Tapi, yang ditunggu tidak kunjung hadir. Kerumunan orang kesal dan bubar begitu menyadari hari itu 1 April. Poe lalu meminta maaf di koran sore, menyatakan orang itu tidak bisa hadir karena salah satu sayapnya basah.
Salah satu hoax yang sering beredar adalah ancaman asteroid menghantam bumi sehingga menyebabkan kiamat. NASA, pada 2015 lalu, membantah rumor asteroid jatuh dan mengakibatkan kerusakan besar di bumi.
Menurut mereka, asteroid yang berpotensi berbahaya memiliki 0,01 persen berdampak pada bumi selama 100 tahun ke depan.
"Kalau ada objek besar yang akan merusak pada September, tentu kami sudah bertindak sekarang," kata Manajer Objek Dekat Bumi NASA, Paul Chodas, pada Agustus 2015 lalu.
Di Indonesia, saat ini kepolisian sedang melacak penyebar berita bohong mengenai jutaan pekerja asal China di Indonesia. Presiden Joko Widodo sebelumnya membantah kabar jumlah pekerja China di Indonesia yang mencapai puluhan juta orang. Ia menyatakan ada 21 ribu pekerja asal China di Indonesia. (baca juga: cara mengenali hoax)
KENAPA HOAX MENYEBAR?
Direktur Institute of Cultural Capital di University of Liverpool, Simeon Yates, dalam tulisan "'Fake News'- Why People Believe It and What Can Be Done to Counter It" yang dimuat di world.edu, menyebut ada fenomena gelembung, atau bubbles, dalam penggunaan media sosial.
Pengguna media sosial cenderung berinteraksi dengan orang yang memiliki ketertarikan yang sama dengan diri sendiri. Dikaji dari studi kelas sosial, gelembung media sosial tersebut mencerminkan gelembung "offline" sehari-hari.

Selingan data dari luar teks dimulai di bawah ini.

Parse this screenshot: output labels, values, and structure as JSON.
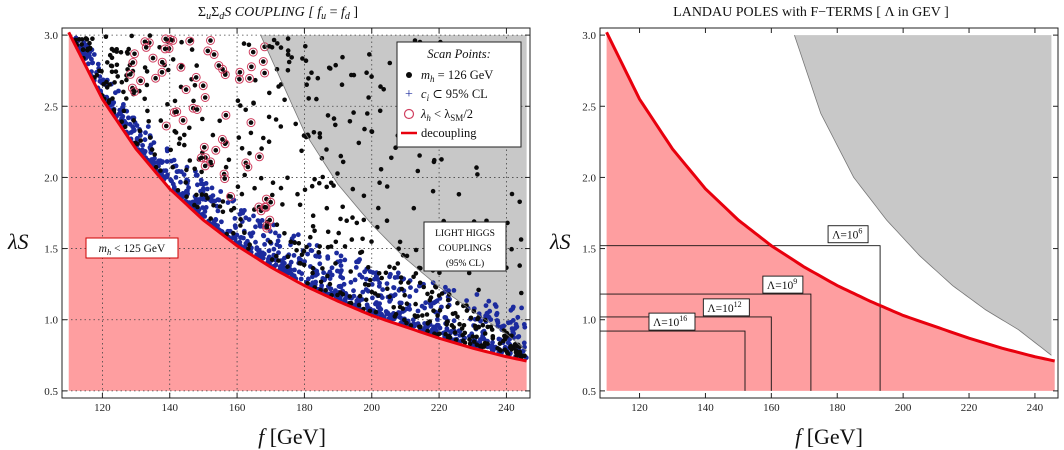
{
  "colors": {
    "excluded_fill": "#fe9ea0",
    "grey_fill": "#c8c8c8",
    "decoupling": "#e8000d",
    "blue_points": "#1c2b9e",
    "black_points": "#0a0a0a",
    "circle_marker": "#d04060"
  },
  "chart_data": [
    {
      "type": "scatter",
      "title": "ΣuΣdS COUPLING  [ fu = fd ]",
      "title_parts": {
        "pre": "Σ",
        "s1": "u",
        "mid": "Σ",
        "s2": "d",
        "post": "S COUPLING  [ ",
        "f1": "f",
        "s3": "u",
        "eq": " = ",
        "f2": "f",
        "s4": "d",
        "close": " ]"
      },
      "xlabel": "f [GeV]",
      "xlabel_parts": {
        "var": "f",
        "unit": " [GeV]"
      },
      "ylabel": "λS",
      "xlim": [
        108,
        247
      ],
      "ylim": [
        0.45,
        3.05
      ],
      "xticks": [
        120,
        140,
        160,
        180,
        200,
        220,
        240
      ],
      "yticks": [
        0.5,
        1.0,
        1.5,
        2.0,
        2.5,
        3.0
      ],
      "ytick_labels": [
        "0.5",
        "1.0",
        "1.5",
        "2.0",
        "2.5",
        "3.0"
      ],
      "grid": true,
      "decoupling_curve": {
        "x": [
          110,
          120,
          130,
          140,
          150,
          160,
          170,
          180,
          190,
          200,
          210,
          220,
          230,
          240,
          246
        ],
        "y": [
          3.02,
          2.55,
          2.2,
          1.92,
          1.7,
          1.52,
          1.37,
          1.24,
          1.13,
          1.03,
          0.95,
          0.87,
          0.8,
          0.74,
          0.71
        ]
      },
      "light_higgs_boundary": {
        "x": [
          167,
          180,
          190,
          200,
          210,
          220,
          230,
          240,
          246
        ],
        "y": [
          3.0,
          2.32,
          1.95,
          1.67,
          1.43,
          1.23,
          1.06,
          0.9,
          0.78
        ]
      },
      "legend": {
        "position": "top-right",
        "title": "Scan Points:",
        "entries": [
          {
            "label": "mh = 126 GeV",
            "parts": [
              "m",
              "h",
              " = 126 GeV"
            ]
          },
          {
            "label": "ci ⊂ 95% CL",
            "parts": [
              "c",
              "i",
              " ⊂ 95% CL"
            ]
          },
          {
            "label": "λh < λSM/2",
            "parts": [
              "λ",
              "h",
              " < λ",
              "SM",
              "/2"
            ]
          },
          {
            "label": "decoupling",
            "parts": [
              "decoupling"
            ]
          }
        ]
      },
      "annotations": [
        {
          "label": "mh < 125 GeV",
          "parts": [
            "m",
            "h",
            " < 125 GeV"
          ]
        },
        {
          "label": "LIGHT HIGGS COUPLINGS (95% CL)",
          "lines": [
            "LIGHT HIGGS",
            "COUPLINGS",
            "(95% CL)"
          ]
        }
      ]
    },
    {
      "type": "line",
      "title": "LANDAU POLES with F−TERMS  [ Λ in GEV ]",
      "xlabel": "f [GeV]",
      "xlabel_parts": {
        "var": "f",
        "unit": " [GeV]"
      },
      "ylabel": "λS",
      "xlim": [
        108,
        247
      ],
      "ylim": [
        0.45,
        3.05
      ],
      "xticks": [
        120,
        140,
        160,
        180,
        200,
        220,
        240
      ],
      "yticks": [
        0.5,
        1.0,
        1.5,
        2.0,
        2.5,
        3.0
      ],
      "ytick_labels": [
        "0.5",
        "1.0",
        "1.5",
        "2.0",
        "2.5",
        "3.0"
      ],
      "grid": false,
      "decoupling_curve": {
        "x": [
          110,
          120,
          130,
          140,
          150,
          160,
          170,
          180,
          190,
          200,
          210,
          220,
          230,
          240,
          246
        ],
        "y": [
          3.02,
          2.55,
          2.2,
          1.92,
          1.7,
          1.52,
          1.37,
          1.24,
          1.13,
          1.03,
          0.95,
          0.87,
          0.8,
          0.74,
          0.71
        ]
      },
      "light_higgs_boundary": {
        "x": [
          167,
          175,
          185,
          195,
          205,
          215,
          225,
          235,
          245
        ],
        "y": [
          3.0,
          2.45,
          2.0,
          1.7,
          1.45,
          1.24,
          1.07,
          0.93,
          0.75
        ]
      },
      "landau_poles": [
        {
          "label": "Λ=10^6",
          "base": "Λ=10",
          "exp": "6",
          "f": 193,
          "lambda": 1.52
        },
        {
          "label": "Λ=10^9",
          "base": "Λ=10",
          "exp": "9",
          "f": 172,
          "lambda": 1.18
        },
        {
          "label": "Λ=10^12",
          "base": "Λ=10",
          "exp": "12",
          "f": 160,
          "lambda": 1.02
        },
        {
          "label": "Λ=10^16",
          "base": "Λ=10",
          "exp": "16",
          "f": 152,
          "lambda": 0.92
        }
      ]
    }
  ]
}
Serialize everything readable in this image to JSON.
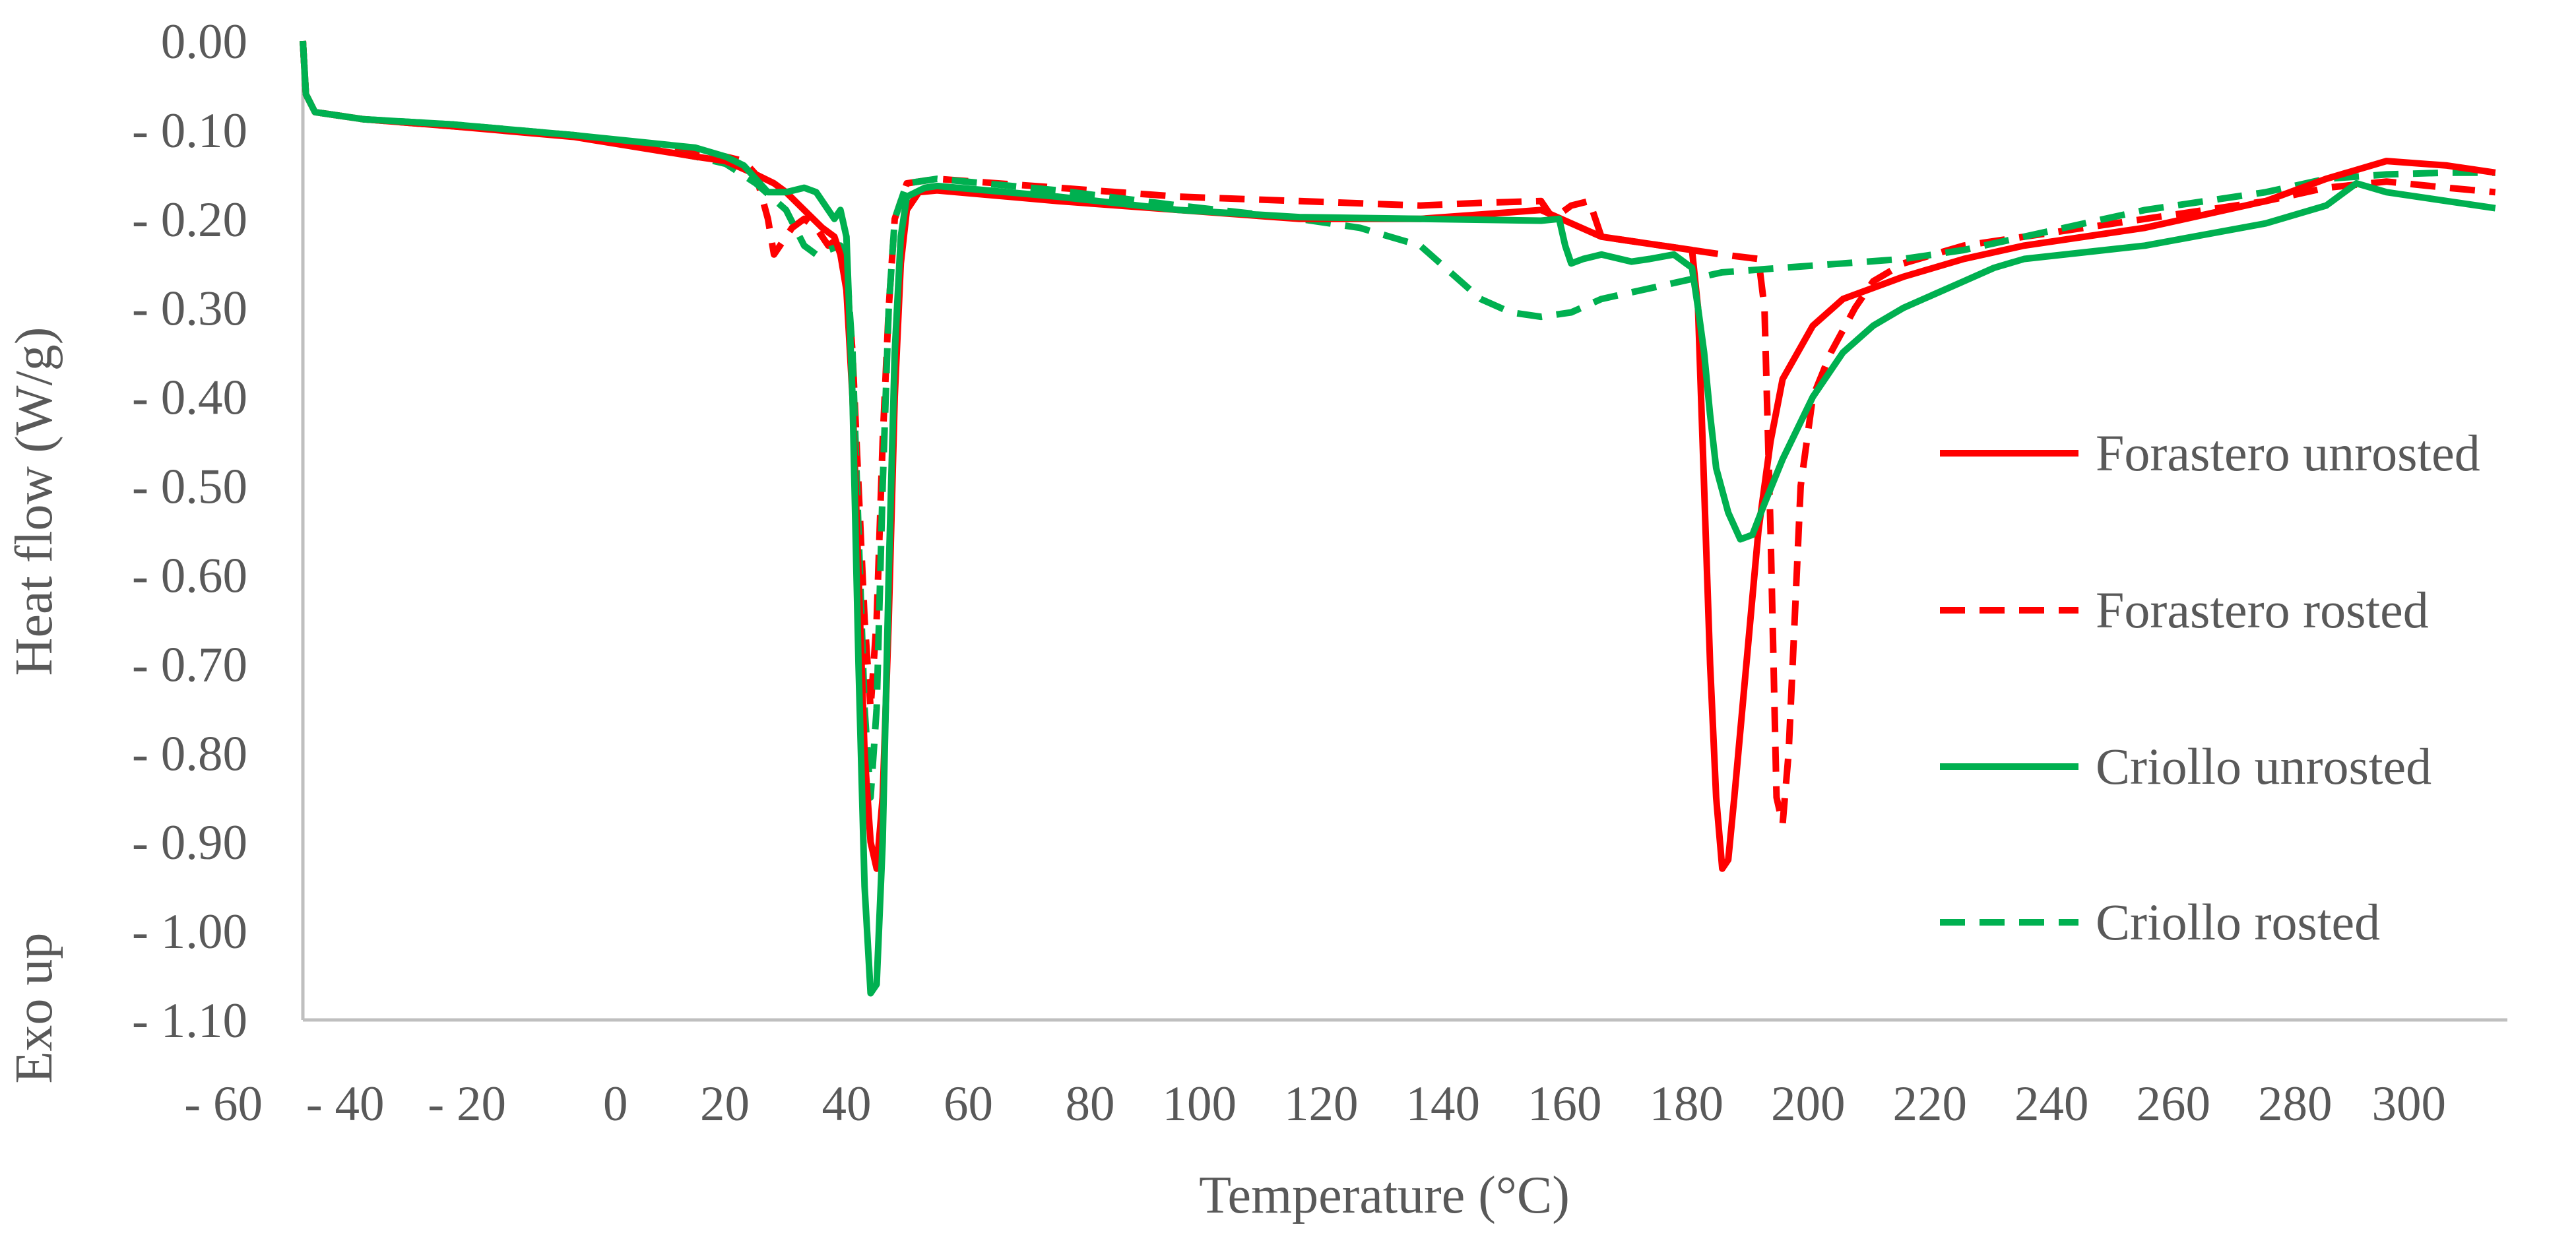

Kelompok tersebut, kembali ke model lama, juga bertumpu pada opini pemimpin, mereka yang memiliki pengaruh di jejaring sosial. Kabar bohong yang beredar di media sosial, menjadi besar ketika diambil oleh situs atau pelaku terkemuka yang memiliki banyak pengikut.
Kecepatan dan sifat media sosial yang mudah untuk dibagikan, shareability berperan dalam penyebaran berita. (baca juga: Pemerintah diharapkan beri sanksi untuk berita hoax)
Sebagai mana ditekankan Presiden Amerika Serikat Barack Obama, menjadi sulit untuk membedakan yang palsu dari fakta, sudah banyak bukti bahwa butuh perjuangan untuk menghadapi ini. Media digital membuat lebih sulit untuk membedakan kebenaran konten. Berita online lebih sulit untuk dibedakan.
Masalah berikutnya adalah bahwa mencabut "berita palsu" di media sosial saat ini kurang didukung oleh teknologi. Meskipun tulisan dapat dihapus, ini adalah tindakan pasif, kurang bermakna daripada pencabutan satu paragraf di surat kabar. Agar memberi dampak, yang diperlukan tidak hanya menghapus posting-an tetapi menyoroti dan mengharuskan pengguna untuk melihat dan menyadari bahwa berita yang dimaksud sebagai "berita palsu".
Jadi apakah berita palsu adalah manifestasi dari masa media digital dan sosial, tampaknya mungkin bahwa media sosial dapat memperkuat penyebaran informasi yang salah. (baca juga: Strategi Dewan Pers perangi media abal-abal dan berita hoax)
Ini bukan "persyaratan" teknologi tapi pilihan - oleh desainer sistem dan regulator mereka (di mana mereka berada). Dan media mainstream mungkin telah mencoreng reputasi mereka sendiri melalui liputan berita "palsu", membuka pintu ke sumber berita lainnya.
Pesan nyata dari sini adalah, tanyakan pada diri sendiri, seberapa sering Anda memeriksa fakta cerita sebelum menyebarkannya?